Gone in 120 seconds: cracking Wi-Fi security

Can't it be stopped by filtering and/or rate limiting ARP packets?

Erik Tews: If you ratelimit ARP packets, it will just slow down the attack. We think the attack can be modified to work with other traffic than ARP. ARP was just the easiest method to implement and it works very well in a real world environment, because everybody uses ARP.

Can it work in a passive way?

Erik Tews: I will now go a little bit into detail. What we need to perform the attack are a lot of packets where we know the IV (this is transmitted in plaintext) and we need to know a certain part of the keystream. If you know the plaintext of the packet, you can get it by just xoring the plaintext with the ciphertext in the packet.

For an ARP request or response, the first 16 bytes of the plaintext are known, which gives you the first 16 bytes of the keystream.

If X = X[0] || ... || X[k] is a keystream, and you are going to attack an i BYTE long WEP key, you should know the keystream from X[2] to X[i+1]. It is still sufficient if you've got a method to guess the keystream correct with a high probability, the attack still works if some keystreams were guessed incorrectly. So if somebody writes some code which guesses the plaintext/keystream of usual ip-traffic right, or guesses more parts of the keystream in most of the cases, it would work with longer keys or in a passive way.

Would using WEPplus be better?

Erik Tews: No. WEPplus was originally designed to defend against the so-called FMS attack, an attack on RC4 which was published in 2001. The FMS attack works a little bit differently to our attack. For FMS the IV needs to fulfill a special condition, which is for a 104 bit WEP environment: first byte must be 16 (decimal) and the second one must be 255 (decimal). The third byte doesn't matter. This is sometimes called the "resolved property".

WEPplus skips all IVs that match that condition. This makes the original FMS attack impossible. There are some modified versions of the FMS attack which even work if these IVs are skipped.

Our attack is different to the FMS attack. Or attack doesn't care about this "resolved property", so filtering out all these IVs shouldn't change anything. This make WEPplus as attackable as normal WEP.

Your paper states that Linux avoids weak IV and doing so slows your success rate by less than five per cent.

Erik Tews: What we were trying to say was the following. In an old attack on WEP, some "weak IVs" where used. Our attack does not profit from these "weak IVs", so skipping them won't protect you.

There is almost no slowdown. If you look at the plot, both lines, the one with the randomly chosen IVs and the IVs chosen by the Linux generator, are nearly identical. Additionally, the Linux generator doesn't choose IVs randomly and skips the weak IVs, it generates the IVs using a counter.

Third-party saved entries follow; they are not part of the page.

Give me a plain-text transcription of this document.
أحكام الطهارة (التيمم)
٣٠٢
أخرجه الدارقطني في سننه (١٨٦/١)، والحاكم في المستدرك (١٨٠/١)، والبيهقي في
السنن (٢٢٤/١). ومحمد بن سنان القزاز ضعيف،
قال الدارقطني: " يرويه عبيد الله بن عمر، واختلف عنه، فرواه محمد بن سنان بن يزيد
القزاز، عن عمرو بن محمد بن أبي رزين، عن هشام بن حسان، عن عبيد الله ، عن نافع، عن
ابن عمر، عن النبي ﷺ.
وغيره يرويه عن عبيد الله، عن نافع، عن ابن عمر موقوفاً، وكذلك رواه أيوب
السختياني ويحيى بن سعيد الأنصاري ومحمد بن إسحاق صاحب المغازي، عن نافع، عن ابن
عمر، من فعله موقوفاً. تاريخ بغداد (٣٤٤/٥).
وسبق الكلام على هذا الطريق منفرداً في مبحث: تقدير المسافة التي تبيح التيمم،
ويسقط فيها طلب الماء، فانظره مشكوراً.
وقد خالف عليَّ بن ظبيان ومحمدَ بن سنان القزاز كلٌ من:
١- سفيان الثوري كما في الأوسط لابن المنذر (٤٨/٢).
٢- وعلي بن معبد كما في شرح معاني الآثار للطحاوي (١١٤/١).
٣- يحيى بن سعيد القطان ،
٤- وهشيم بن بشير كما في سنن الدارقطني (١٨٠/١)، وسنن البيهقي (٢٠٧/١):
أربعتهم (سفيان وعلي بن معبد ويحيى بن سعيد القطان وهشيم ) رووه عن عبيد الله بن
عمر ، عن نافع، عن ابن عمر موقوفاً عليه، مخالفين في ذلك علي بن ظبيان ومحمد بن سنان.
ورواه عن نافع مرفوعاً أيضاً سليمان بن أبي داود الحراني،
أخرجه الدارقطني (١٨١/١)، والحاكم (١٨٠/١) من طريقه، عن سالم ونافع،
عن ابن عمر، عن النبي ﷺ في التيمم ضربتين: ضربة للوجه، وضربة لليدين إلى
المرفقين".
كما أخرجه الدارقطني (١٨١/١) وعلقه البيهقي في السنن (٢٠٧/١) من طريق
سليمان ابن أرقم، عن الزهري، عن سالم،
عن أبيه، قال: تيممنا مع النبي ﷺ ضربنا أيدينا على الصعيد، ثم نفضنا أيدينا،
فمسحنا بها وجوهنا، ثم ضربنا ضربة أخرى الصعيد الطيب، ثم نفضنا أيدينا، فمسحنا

This results in minor differences, but there is nearly no slowdown if the Linux IV generator is used.

In all previous pages, we assumed that IVs are randomly chosen. We tried to show that this attack even works if IVs are not randomly chosen.

If we have hardware that can't be upgraded to support WPA, what is the best way to configure it?

Erik Tews: We think that WEP is DEAD now, there isn't much left to fix. If your hardware cannot speak WPA and you need wireless security, you should replace your hardare (which costs money) or alternatively configure any kind of VPN.

WPA still uses RC4. Is there any type of attack that could take advantage of your speedup to successfully crack WPA?

Ralf-Philipp Weinmann: Before anybody jumps to conclusions: although TKIP is also based on RC4, keys change per packet (!) for this protocol. From my current understanding one would have to be able to efficiently guess a large part if not all of the per-packet keys with a high probability for multiple packets to invert the key hash and obtain the temporal key [there is work by Havard Raddum on this subject].

Furthermore, the Michael integrity protection, together with the strictly monotonous counter IV in the header, will successfully foil re-injection attacks. While WEP can be seen as an glaring example of how _not_ to design a crypto system, the design of TKIP is sound and was done by actual cryptographers. This doesn't mean it's infallible, but it's a lot better.

TLS and SSH also use RC4 but aren't affected by Klein's attack either. Klein's attack needs multiple key streams encrypted generated by "similar" keys. By similar I mean that keys share a common prefix or suffix. This, however, isn't the case with these protocols. Both use a hash function (yes, they actually use two, MD5 and SHA1) to generate the session key under which the data is encrypted under. Again, to successfully attack these protocols, you'd need an attack on RC4 that recovered the key for single key stream.

Please note however that RC4 should not be used in future designs. RC4 is a weak algorithm. Distinguishers exist that allow any contiguous RC4 output stream to be distinguished from random [see Golic's work]. Although these attacks are not practical, remember the old proverb: attacks only get better. ®

Federico Biancuzzi is freelancer who writes for SecurityFocus, ONLamp, LinuxDevCenter, and NewsForge.